When host Candy Crowley said Rubio must know that will trigger speculation that he's open to accepting the slot after all, Rubio disagreed but didn't push hard against her comments.

"No, I think it's fair. I think the fairness in it is he has a real process in place... the last thing he needs is those of us in the peanut gallery to be saying what we would or would not do," he said.

"What I would characterize it is I'm not going to discuss it anymore because now there's a real process in place... he has a process and we should respect that process," he said with a smile.

Rubio also discussed the broad outline of a "Republican DREAM Act" he's developing that would allow some illegal immigrants who came to the U.S. as youth to gain permanent residency status if they graduate college or join the military. The plan differs from the current proposal because it doesn't put the immigrants on an automatic path to citizenship, but conservatives have blasted it because it would allow immigrants to stay in the country as long as they want, giving them the time to gain citizenship.

Rubio struggled to articulate why the two were fundamentally different.

"All this does is reward a non-immigrant visa to these kids who've found themselves in this very unfortunate circumstance," Rubio said when asked to differentiate the two plans, arguing that he would create a "non-citizenship pathway."

Mitt Romney came out hard against the current DREAM Act during the GOP primary but recently suggested at a private fundraiser that he might be on board with a "Republican DREAM Act."

Rubio said Romney had been good at talking not just about what he opposed in immigration but also what he was for, and suggested that was something the rest of the GOP needed to get better about.

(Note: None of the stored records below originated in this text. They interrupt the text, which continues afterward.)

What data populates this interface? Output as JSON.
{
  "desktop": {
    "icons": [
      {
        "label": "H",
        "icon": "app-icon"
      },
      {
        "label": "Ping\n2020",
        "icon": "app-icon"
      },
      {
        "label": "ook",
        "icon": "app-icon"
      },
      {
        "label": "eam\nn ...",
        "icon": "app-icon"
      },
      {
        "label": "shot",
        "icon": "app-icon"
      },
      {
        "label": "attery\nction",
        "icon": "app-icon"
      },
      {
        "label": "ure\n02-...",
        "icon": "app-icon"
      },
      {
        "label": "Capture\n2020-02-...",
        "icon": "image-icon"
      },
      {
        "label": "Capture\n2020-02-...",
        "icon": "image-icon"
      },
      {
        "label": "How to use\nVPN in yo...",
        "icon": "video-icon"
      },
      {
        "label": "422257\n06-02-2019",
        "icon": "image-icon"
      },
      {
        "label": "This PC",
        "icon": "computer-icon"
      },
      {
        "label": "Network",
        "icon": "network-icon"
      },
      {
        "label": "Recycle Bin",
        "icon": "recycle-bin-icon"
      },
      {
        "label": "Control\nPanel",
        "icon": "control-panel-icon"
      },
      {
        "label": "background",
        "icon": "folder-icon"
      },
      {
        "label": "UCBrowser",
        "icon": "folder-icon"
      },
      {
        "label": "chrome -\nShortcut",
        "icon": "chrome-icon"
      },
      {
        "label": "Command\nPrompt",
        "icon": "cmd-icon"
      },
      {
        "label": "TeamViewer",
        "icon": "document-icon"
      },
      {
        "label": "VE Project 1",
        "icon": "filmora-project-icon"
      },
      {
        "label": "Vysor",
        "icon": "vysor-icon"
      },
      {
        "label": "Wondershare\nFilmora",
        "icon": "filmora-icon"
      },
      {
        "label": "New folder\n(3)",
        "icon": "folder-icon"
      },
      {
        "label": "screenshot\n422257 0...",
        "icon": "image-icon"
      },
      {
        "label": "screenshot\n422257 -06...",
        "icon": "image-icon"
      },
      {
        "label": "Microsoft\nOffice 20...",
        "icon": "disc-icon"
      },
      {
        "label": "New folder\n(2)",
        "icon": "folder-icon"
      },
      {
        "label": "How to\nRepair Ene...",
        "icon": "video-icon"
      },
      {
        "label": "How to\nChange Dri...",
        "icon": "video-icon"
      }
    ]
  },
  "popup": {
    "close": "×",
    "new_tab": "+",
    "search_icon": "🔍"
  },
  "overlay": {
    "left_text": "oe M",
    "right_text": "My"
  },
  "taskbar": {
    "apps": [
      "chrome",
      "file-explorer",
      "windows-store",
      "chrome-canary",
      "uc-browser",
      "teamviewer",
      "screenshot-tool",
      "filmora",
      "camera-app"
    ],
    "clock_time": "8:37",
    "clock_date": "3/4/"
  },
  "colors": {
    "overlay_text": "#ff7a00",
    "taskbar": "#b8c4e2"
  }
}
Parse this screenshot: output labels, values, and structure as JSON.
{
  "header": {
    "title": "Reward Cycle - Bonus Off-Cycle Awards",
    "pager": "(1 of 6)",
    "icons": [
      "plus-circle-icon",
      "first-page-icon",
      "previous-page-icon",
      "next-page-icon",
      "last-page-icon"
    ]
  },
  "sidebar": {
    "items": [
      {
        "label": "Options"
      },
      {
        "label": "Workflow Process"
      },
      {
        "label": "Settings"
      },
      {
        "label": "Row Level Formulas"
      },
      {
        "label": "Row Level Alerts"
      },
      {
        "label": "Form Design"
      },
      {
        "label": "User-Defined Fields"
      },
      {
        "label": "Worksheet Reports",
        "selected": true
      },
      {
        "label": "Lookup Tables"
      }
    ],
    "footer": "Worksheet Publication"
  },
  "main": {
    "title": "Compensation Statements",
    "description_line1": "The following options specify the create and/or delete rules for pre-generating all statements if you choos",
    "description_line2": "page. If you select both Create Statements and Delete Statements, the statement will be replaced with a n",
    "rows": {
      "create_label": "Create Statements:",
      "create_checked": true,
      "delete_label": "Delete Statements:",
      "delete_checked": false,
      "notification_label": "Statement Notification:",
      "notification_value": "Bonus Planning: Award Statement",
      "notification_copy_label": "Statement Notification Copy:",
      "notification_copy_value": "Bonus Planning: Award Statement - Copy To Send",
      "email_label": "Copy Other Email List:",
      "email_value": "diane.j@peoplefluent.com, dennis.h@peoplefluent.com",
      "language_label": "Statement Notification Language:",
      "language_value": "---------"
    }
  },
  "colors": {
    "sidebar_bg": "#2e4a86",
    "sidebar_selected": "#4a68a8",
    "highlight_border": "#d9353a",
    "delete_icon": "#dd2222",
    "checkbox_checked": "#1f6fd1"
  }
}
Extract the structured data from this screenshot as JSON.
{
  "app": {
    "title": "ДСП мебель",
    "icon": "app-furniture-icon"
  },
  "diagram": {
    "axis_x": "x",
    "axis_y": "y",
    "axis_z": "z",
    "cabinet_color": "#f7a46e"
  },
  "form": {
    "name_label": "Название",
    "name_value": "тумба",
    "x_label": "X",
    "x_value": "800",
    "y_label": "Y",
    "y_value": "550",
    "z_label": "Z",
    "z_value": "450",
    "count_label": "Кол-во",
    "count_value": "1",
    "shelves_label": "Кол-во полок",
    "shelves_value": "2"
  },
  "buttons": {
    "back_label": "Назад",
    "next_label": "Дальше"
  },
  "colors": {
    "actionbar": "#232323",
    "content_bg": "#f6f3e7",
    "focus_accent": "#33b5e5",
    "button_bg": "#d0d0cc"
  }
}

"What I've suggested is the Republican Party has to become the pro-legal immigration party. We have to make very clear that we support legal immigration," he said. "It does matter how you talk about the issue. It starts by recognizing that the vast majority of people who are here illegally didn't come here to steal from the American government. They are here in search of opportunity, they are doing what most people would do if their children were hungry and their family was suffering."